PARLIAMENTARY DEBATE
NHS Urgent and Emergency Care - 15 October 2024 (Commons/Commons Chamber)

Debate Detail

Lab
Mike Tapp
Dover and Deal
2. What assessment his Department has made of the effectiveness of NHS urgent and emergency care services.
  11:30:00
Karin Smyth
The Minister for Secondary Care
The recent independent report by Lord Darzi makes it absolutely clear that urgent and emergency care services are also struggling, with the latest data published last week showing that one in 10 patients spend over 12 hours in A&E. We are committed to returning to service standards that patients rightly expect through our ambitious 10-year plan to reform the health service.
  11:30:00
Mike Tapp
In September 2021, Victoria hospital in Deal lost provision for blood testing. After a long campaign by residents, it was agreed that it would return. However, that has stalled in the tendering process. Will the Minister meet me to discuss how we can move this forward?
  11:30:00
Karin Smyth
I commend my hon. Friend for championing this issue on behalf of his constituents. I understand that he has raised it with the chief executive officer of his local trust. He will appreciate that commissioning decisions are a matter for the local integrated care board, in this case Kent and Medway ICB, but I am, of course, very happy to meet him to discuss it further.
LD
  11:30:00
Andrew George
St Ives
I wish the Minister well in her efforts to address this issue, because it is extremely serious.
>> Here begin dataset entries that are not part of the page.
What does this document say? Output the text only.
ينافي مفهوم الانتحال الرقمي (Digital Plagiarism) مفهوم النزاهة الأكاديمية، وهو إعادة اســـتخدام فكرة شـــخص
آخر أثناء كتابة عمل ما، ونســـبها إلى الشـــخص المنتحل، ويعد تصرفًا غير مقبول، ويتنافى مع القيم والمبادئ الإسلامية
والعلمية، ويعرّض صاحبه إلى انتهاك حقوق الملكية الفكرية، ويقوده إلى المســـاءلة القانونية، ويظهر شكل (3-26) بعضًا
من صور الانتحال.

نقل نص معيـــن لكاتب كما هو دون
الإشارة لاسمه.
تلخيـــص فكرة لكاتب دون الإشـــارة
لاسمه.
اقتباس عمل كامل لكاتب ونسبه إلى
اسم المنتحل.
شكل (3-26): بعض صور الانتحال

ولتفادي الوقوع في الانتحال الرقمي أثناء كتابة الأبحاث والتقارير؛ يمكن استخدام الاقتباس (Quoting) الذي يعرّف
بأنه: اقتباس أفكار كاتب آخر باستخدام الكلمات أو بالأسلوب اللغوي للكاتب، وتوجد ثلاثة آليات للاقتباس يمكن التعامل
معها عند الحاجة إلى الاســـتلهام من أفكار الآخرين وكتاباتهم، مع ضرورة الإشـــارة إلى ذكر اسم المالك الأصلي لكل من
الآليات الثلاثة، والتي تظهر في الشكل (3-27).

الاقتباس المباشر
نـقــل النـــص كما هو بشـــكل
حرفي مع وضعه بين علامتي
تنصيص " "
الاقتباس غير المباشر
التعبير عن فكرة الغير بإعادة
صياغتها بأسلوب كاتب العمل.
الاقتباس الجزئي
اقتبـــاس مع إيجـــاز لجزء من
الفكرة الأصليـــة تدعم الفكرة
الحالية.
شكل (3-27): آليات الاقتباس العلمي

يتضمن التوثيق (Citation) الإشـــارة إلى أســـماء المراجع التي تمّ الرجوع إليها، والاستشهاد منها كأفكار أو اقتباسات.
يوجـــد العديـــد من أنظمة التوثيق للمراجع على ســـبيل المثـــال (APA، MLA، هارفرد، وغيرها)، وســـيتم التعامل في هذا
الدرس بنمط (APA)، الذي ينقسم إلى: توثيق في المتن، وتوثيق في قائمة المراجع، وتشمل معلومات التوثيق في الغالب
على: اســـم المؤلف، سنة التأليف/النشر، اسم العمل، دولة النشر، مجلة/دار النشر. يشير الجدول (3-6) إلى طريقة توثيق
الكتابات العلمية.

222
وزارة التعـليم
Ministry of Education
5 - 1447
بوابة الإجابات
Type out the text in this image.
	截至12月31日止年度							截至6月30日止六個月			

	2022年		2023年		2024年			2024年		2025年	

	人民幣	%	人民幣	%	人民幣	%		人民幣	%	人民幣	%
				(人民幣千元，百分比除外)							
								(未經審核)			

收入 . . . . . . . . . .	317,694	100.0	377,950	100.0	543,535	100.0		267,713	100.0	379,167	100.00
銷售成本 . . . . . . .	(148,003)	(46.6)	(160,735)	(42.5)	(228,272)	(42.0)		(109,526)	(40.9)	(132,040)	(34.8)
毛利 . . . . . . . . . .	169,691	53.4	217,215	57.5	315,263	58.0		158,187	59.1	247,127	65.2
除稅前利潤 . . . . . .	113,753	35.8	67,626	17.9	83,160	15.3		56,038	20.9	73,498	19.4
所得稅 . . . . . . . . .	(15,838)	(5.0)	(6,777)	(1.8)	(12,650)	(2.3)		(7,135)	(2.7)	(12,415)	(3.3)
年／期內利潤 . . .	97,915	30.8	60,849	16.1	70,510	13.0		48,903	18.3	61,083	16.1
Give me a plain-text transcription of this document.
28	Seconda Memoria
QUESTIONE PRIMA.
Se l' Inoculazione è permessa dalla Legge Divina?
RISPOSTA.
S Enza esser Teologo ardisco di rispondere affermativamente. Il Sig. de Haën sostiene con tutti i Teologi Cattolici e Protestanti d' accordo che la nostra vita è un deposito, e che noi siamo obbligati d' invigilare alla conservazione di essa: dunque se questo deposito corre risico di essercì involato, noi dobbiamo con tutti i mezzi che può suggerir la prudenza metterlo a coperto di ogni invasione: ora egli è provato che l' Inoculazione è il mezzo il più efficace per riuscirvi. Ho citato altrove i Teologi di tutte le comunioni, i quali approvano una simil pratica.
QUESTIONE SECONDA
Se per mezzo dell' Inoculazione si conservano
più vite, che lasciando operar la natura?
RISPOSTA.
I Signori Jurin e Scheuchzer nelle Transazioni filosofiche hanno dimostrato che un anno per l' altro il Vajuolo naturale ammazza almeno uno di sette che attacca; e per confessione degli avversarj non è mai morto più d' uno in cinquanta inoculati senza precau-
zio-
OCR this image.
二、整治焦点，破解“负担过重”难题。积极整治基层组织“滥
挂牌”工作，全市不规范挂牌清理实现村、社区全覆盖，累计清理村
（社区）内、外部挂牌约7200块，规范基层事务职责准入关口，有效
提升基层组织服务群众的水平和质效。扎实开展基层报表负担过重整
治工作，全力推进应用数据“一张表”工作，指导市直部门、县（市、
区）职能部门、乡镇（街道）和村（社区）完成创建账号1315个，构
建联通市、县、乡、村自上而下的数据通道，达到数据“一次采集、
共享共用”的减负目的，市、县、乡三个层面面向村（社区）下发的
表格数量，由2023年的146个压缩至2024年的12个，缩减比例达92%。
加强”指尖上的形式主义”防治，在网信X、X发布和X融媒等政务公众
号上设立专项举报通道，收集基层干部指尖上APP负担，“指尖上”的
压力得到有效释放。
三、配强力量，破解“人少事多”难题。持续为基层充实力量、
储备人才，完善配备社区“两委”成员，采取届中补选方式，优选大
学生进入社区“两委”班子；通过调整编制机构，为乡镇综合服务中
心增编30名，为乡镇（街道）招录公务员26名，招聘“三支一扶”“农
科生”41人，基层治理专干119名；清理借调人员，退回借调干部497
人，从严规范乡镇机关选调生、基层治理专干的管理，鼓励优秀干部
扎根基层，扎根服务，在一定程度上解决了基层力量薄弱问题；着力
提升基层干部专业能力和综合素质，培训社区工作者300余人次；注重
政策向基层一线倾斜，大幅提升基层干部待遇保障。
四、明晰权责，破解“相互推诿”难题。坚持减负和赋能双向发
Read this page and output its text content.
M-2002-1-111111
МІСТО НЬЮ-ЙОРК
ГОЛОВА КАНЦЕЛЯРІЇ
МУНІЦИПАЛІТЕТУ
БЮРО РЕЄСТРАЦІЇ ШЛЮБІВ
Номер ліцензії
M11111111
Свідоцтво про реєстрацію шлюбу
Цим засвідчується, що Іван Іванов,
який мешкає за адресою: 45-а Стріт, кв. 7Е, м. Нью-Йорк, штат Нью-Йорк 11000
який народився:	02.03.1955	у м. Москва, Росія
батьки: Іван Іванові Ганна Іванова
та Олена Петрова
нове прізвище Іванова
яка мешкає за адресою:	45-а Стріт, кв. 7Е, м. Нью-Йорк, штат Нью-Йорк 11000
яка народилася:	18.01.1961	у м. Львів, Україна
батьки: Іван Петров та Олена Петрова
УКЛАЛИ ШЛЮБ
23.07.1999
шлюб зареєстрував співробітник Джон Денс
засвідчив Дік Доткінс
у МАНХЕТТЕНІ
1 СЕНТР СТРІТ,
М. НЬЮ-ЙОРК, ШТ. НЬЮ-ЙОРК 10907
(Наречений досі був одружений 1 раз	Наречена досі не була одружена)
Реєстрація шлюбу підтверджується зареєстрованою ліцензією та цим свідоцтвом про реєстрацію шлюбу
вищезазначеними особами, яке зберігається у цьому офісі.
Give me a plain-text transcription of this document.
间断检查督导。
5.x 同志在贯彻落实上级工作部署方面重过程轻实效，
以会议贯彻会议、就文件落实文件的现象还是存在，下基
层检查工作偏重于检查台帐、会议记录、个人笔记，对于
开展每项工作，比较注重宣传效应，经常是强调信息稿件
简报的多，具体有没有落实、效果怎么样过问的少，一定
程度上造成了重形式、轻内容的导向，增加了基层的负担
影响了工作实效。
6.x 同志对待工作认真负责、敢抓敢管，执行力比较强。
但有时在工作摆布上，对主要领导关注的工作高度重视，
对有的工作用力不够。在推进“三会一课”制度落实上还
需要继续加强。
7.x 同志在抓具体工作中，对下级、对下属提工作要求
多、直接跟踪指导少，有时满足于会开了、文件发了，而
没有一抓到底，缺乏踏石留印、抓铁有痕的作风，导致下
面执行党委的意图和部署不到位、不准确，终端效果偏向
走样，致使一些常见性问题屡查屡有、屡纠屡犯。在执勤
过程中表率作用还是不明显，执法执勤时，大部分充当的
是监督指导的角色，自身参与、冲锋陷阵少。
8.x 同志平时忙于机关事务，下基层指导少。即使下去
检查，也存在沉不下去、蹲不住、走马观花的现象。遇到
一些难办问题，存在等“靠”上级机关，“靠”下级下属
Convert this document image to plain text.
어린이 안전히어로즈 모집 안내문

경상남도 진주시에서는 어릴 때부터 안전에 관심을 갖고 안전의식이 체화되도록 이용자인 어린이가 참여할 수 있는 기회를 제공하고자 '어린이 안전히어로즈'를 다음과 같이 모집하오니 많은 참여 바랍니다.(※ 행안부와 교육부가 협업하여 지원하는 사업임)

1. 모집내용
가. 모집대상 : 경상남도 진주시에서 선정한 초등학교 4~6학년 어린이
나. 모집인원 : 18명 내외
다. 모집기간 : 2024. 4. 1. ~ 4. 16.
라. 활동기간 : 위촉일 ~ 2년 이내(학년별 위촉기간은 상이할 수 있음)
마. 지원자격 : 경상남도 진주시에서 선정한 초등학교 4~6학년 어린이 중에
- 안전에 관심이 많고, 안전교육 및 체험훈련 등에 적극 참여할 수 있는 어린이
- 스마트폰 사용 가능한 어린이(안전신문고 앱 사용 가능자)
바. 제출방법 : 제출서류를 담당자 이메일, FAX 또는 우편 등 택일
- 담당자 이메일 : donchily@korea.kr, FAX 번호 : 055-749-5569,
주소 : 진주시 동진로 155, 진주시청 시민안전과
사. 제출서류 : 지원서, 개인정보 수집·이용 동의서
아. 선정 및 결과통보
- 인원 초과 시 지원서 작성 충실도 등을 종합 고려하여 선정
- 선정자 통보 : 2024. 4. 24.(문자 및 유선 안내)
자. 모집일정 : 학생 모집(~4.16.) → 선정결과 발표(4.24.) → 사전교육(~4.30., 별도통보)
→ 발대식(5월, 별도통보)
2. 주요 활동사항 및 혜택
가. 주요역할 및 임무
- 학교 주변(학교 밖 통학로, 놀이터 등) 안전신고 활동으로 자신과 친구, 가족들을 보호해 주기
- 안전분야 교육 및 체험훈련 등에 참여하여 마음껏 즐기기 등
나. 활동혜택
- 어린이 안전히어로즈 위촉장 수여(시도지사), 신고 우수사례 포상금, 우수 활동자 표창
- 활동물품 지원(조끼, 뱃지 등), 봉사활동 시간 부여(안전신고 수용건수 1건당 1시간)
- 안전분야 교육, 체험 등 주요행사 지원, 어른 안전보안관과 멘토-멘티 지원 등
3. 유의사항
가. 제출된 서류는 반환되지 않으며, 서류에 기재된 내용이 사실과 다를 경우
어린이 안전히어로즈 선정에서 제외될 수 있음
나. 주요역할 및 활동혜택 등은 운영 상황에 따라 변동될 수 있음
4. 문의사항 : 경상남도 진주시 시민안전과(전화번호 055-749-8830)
There are very often more than 20 ambulances queueing outside Treliske hospital, which has a serious impact on expectations for patients. Will the Minister please look at the potential for urgent treatment centres to take pressure away from emergency departments, such as the urgent treatment centre at West Cornwall hospital in Penzance, which really needs to be re-established on a 24/7 basis? That would make a real impact.
  11:30:00
Karin Smyth
I thank the hon. Gentleman for his good wishes. It is, indeed, a huge task we have before us. We will maintain ambulance capacity throughout this winter. He makes a valuable point about alternative models to hospital admissions and treatment in the community. That is a matter for the local ICB, as I know he knows. It needs to look at which model is the best fit, particularly in rural areas, to reduce the pressure on frontline A&E services.
Lab
Paula Barker
Liverpool Wavertree
Intermediate care for people facing homelessness, which is recommended by the National Institute for Health and Care Excellence, can reduce rough sleeping by around 70%. That is life-changing for people who have been sleeping rough and it plays a significant role in relieving pressure on hospitals. A recent evaluation of intermediate care for people facing homelessness in one county in England found a 56% reduction in A&E visits and a 67% reduction in emergency admissions. What exists currently is a postcode lottery. How can we embed the NICE approach in every integrated care system across England?
  11:39:59
Karin Smyth
My hon. Friend has highlighted an issue that is often overlooked. Homelessness has risen to shocking levels in the last 14 years. When it was addressed under the last Labour Government, people were moved off the streets, and there was decent care at the front end of the hospital system and support in the community. My hon. Friend is right: there are good examples across the country, and we would like to see them embedded as part of our overall goal, across Government, of reducing the scourge of homelessness in society and once again supporting the front end of the health service.
LD
  11:39:59
Alison Bennett
Mid Sussex
I recently met representatives of the Royal College of Emergency Medicine, who told me that the inadequate state of social care was resulting in the deterioration of people’s physical health, leading to more presentations at emergency departments. Does the Minister agree that if social care were properly funded, pressure on our hospitals would be reduced?
Karin Smyth
What we see at the front end of the system is a result of the deterioration throughout the system, and the flow of patients from the community, through discharge and, indeed, through social care. Our ambitious 10-year plan will involve examining the entire patient pathway to ensure that care is provided in the community, closer to home. Prevention is a key part of that, as is the look that we are taking at social care.